CRISPR gene editing requires up-to-date editing technology. Carver Biosciences has developed Cas13, which is considered to be the next generation of editing tools.
In the bacteriological immune system, Cas proteins help defend against plasmids and DNA viruses. Cas proteins are heavily utilized in genetic engineering applications because they retain memory and may be edited somewhat easily.
CRISPR Cas9, the previous form, was the technology used to cut DNA and prevent certain gene products from being made. While DNA could be impacted, the same was not true of RNA. That’s where Cas13 comes in.
What Is the Purpose of Cas13 CRISPR Gene Editing?

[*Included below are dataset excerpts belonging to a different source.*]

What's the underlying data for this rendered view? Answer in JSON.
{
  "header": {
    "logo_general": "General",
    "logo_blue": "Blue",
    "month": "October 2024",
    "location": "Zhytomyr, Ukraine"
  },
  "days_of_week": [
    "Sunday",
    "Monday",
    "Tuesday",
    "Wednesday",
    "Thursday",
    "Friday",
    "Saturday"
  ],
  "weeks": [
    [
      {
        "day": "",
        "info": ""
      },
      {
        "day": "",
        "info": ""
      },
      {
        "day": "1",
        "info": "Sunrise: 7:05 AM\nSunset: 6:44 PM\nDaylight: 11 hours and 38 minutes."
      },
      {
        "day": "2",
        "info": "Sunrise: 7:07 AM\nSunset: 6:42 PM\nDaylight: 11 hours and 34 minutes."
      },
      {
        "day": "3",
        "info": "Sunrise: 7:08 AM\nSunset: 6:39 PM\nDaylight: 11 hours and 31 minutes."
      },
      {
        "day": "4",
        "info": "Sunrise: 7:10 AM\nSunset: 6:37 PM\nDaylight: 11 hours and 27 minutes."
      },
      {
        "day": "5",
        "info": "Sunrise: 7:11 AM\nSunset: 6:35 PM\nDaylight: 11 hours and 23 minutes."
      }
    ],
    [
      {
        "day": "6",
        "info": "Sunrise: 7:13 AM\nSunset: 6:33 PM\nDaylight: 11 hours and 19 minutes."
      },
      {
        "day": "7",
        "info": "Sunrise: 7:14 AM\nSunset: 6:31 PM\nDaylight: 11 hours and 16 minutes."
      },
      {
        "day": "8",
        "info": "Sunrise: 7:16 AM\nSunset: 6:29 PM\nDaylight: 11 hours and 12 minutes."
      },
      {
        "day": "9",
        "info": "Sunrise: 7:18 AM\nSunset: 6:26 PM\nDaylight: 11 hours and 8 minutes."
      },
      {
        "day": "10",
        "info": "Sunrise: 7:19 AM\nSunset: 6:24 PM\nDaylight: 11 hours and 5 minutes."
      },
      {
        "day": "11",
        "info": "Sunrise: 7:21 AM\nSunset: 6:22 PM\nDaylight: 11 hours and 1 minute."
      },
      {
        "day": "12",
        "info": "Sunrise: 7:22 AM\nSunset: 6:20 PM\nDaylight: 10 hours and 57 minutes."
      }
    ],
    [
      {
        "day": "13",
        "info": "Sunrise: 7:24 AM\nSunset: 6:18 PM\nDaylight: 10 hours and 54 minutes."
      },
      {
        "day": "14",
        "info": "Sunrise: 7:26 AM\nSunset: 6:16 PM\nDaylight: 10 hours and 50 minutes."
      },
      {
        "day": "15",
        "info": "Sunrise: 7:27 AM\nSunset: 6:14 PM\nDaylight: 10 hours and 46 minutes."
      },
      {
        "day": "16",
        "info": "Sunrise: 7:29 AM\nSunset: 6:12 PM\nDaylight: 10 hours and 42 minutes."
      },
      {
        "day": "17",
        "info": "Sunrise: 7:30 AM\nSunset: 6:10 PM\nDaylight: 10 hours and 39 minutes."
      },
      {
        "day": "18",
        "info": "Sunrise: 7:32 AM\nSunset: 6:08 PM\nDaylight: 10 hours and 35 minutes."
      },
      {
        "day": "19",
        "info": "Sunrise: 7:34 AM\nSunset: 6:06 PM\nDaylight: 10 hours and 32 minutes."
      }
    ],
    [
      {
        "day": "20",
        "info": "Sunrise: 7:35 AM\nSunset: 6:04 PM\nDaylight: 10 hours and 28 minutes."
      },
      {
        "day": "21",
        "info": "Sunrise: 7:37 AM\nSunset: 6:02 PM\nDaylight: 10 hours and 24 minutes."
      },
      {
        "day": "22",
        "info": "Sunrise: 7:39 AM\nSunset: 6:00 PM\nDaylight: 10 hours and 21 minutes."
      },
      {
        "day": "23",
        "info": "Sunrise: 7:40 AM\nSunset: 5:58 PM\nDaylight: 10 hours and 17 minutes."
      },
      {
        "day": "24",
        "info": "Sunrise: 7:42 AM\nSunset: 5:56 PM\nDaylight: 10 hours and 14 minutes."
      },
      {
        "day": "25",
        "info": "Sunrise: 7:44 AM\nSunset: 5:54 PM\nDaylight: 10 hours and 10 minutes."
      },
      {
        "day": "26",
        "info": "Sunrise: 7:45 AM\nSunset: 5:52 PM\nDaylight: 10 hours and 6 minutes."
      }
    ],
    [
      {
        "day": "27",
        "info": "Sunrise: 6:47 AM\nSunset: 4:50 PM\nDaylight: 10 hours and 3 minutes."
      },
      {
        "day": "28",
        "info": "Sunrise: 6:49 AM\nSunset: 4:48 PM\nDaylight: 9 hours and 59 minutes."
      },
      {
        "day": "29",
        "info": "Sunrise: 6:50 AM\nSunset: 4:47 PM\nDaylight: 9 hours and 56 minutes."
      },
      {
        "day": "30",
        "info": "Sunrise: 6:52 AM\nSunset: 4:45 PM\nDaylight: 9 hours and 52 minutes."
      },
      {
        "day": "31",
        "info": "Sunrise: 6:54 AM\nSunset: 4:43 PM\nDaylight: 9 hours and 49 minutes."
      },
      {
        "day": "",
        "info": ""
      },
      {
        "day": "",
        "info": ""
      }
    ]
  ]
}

Cas13 is unique because it is an RNA-directed RNase. Essentially, the method uses a piece of RNA to be guided to the mRNA that it has to destroy.
Cas13 uses a highly specific process, which means that it’s not possible for the non-targeted RNA strands to be damaged. Beneficially, Cas13 may be virus-specific, so it may be altered to attack viruses like influenza or COVID-19 without harming the surrounding RNA structures.
How Could Cas13 Help In the Future?
According to Carver, it is currently working on developing Cas13 as a therapeutic option for those who have not responded to other COVID-19 therapies. Carver reports that because the technology is robust, it’s possible to include a mix of RNAs that would impact a number of viruses simultaneously.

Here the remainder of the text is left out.